A MUNGANGA PROMOÇÃO CULTURAL: O Brejo é Isso!

sábado, 28 de setembro de 2019

OTACÍLIO ANSELMO E SILVA - 110 ANOS


Muitas dúvidas pairavam acerca da naturalidade de Otacílio. Alguns o davam, por certo, brejo-santense; outros, cratense; ouvimos, por fim, que se tratava de jatiense, o que nos foi confirmado em documento deixado pelo próprio autor, no seu discurso de posse no Instituto Cultural do Cariri:

“Com efeito, nasci e dei meus primeiros passos no antigo povoado de Macapá, hoje cidade de Jati, quando aquela pequena povoação, banhada pelo riacho dos Porcos e vizinha de Pernambuco, era parte integrante do Município de Jardim.”

Era o dia 09 de Dezembro de 1909. Cresceu e realizou seus primeiros estudos em Brejo Santo, onde o pai era um afamado boticário. A farmácia de João Anselmo e Silva era, com efeito, o reduto da intelectualidade daquela época, local onde o cidadão se mantinha informado do que acontecia no Cariri e no mundo. 

Contemporâneo de importantes acontecimentos históricos, Otacílio Anselmo foi um cronista do seu tempo e das memórias deixadas na infância de um menino sertanejo, do sul do Cariri.

Seguiu carreira militar, destacando-se na música, integrando a Banda de Música do 23º Batalhão de Caçadores, em Fortaleza. Ali,  foi colega de Luiz Gonzaga -  o Rei do Baião. Em 1935, fundou, na capital, o tradicional bloco carnavalesco Prova de Fogo.

De volta ao Cariri, como capitão reformado do Exército Brasileiro, ocupou a cadeira de n. 7 do Instituto Cultural do Cariri, onde passou a se dedicar ao estudo da História da região, contribuindo incansavelmente em publicações da Revista Itaytera. Nesta, em 1956, escreveu o Esboço Histórico do Município de Brejo Santo. Nele, remonta desde a ocupação dos índios Cariris; a chegada do homem branco, perpassando pelo cangaceirismo da era imperial até a ascensão do coronelismo, no início do século XX, configurando-se em um importante registro da história, não só do município, mas de toda a região. É, sem dúvida, o registro de maior relevância, até hoje, para a cidade. Todas as obras vindouras necessariamente passaram, e hão de passar, pelas anotações deixadas por Otacílio.

Narrando sua própria experiência, o autor escreveu, em 1957, a obra O Ceará e a Revolução de 30.

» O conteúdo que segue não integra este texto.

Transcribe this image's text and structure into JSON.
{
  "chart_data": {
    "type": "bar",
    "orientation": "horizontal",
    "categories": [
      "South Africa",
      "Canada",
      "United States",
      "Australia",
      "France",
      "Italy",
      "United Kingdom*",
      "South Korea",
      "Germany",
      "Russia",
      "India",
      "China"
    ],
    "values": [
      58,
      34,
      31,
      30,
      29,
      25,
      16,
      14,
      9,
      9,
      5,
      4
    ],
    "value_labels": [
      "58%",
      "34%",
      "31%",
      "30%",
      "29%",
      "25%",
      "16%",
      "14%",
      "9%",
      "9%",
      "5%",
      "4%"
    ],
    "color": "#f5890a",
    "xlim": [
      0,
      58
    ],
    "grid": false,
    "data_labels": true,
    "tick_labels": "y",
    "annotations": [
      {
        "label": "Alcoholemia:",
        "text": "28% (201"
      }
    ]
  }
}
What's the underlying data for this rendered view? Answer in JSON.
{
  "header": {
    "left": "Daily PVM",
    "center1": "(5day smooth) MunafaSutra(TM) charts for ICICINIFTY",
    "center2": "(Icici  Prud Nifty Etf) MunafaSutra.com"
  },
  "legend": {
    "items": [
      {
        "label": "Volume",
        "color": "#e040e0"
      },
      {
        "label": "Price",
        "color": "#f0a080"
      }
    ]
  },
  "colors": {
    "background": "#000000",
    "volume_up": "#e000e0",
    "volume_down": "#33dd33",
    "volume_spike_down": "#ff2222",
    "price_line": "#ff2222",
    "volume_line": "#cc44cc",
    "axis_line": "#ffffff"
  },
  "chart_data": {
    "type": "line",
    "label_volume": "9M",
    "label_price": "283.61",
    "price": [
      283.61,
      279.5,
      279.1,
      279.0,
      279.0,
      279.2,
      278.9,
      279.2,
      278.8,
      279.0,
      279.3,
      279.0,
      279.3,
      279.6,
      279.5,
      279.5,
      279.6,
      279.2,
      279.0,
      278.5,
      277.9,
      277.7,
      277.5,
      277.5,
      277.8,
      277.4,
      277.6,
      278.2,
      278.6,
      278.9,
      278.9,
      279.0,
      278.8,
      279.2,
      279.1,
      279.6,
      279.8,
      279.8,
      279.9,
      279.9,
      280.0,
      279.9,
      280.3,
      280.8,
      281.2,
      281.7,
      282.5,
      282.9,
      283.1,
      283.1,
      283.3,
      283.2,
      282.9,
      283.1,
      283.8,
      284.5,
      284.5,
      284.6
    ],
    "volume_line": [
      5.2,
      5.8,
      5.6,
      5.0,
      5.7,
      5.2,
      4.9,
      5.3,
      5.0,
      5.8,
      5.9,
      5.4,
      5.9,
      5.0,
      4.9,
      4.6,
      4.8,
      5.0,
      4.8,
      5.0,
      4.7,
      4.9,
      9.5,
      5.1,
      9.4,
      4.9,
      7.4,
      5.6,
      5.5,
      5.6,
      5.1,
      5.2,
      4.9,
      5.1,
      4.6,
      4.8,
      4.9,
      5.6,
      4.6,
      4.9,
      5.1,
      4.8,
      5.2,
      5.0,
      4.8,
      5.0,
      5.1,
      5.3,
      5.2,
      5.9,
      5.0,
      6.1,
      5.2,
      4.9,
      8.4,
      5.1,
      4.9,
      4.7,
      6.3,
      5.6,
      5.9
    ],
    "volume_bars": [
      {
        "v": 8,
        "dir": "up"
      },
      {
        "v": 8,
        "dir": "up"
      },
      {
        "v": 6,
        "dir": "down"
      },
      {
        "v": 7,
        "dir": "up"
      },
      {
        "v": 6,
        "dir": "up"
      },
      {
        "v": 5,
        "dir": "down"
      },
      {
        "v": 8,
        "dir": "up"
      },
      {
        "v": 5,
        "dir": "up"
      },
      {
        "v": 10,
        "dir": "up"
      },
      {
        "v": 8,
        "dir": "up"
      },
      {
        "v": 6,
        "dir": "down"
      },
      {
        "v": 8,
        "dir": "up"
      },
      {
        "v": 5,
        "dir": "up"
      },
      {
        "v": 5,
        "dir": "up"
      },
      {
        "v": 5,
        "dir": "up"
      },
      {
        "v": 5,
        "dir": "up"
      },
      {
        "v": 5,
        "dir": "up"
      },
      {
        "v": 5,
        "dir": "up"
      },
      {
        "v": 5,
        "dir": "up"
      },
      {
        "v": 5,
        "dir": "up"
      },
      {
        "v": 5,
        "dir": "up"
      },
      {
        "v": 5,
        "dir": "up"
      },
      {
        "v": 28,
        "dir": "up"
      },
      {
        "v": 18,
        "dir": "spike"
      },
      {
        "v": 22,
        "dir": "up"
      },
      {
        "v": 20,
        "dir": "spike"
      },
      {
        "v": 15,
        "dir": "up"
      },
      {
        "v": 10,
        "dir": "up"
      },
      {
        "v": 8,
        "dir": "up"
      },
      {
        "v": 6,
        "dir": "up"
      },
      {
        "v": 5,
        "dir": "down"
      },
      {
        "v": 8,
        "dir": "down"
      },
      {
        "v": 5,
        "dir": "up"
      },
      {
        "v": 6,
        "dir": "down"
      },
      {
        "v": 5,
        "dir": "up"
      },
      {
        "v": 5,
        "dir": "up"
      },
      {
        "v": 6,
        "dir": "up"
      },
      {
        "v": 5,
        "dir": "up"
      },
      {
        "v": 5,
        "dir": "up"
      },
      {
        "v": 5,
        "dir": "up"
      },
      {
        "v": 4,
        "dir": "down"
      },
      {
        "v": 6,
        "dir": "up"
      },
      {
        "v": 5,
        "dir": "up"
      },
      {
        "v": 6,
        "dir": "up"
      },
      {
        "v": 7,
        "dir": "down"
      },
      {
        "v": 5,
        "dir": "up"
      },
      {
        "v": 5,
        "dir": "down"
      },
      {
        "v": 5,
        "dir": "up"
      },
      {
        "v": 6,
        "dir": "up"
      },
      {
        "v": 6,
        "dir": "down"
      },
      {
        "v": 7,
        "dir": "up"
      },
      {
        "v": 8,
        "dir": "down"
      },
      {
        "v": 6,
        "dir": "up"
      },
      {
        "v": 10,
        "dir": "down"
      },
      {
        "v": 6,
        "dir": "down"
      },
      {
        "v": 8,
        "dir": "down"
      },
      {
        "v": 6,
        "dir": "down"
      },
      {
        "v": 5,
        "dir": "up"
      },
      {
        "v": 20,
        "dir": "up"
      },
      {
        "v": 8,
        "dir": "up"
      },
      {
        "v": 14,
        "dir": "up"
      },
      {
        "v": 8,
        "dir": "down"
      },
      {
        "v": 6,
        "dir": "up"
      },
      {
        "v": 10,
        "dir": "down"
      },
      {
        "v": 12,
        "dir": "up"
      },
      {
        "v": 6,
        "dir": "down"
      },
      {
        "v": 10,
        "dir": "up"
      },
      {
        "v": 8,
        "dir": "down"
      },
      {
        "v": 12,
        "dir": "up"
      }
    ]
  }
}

Sua obra mais importante, publicada em 1968, Padre Cícero: Mito e Realidade, demorou oito anos para ser concluída e é leitura obrigatória sobre a polêmica do famoso milagre envolvendo o líder religioso, além de como se deram determinadas relações políticas no Cariri daquele tempo. 
Otacílio discursa no lançamento da biografia Padre Cícero: Mito e Realidade (1968)

Nessa famosa biografia, panorama dos problemas sociais do sertão, latifúndio,  fé e banditismo,  o autor comunga do mesmo entendimento do historiador brejo-santense Padre Antônio Gomes de Araújo, autor de O Apostolado do Embuste (1956), obra contestadora do milagre de Juazeiro e acusadora dos responsáveis. 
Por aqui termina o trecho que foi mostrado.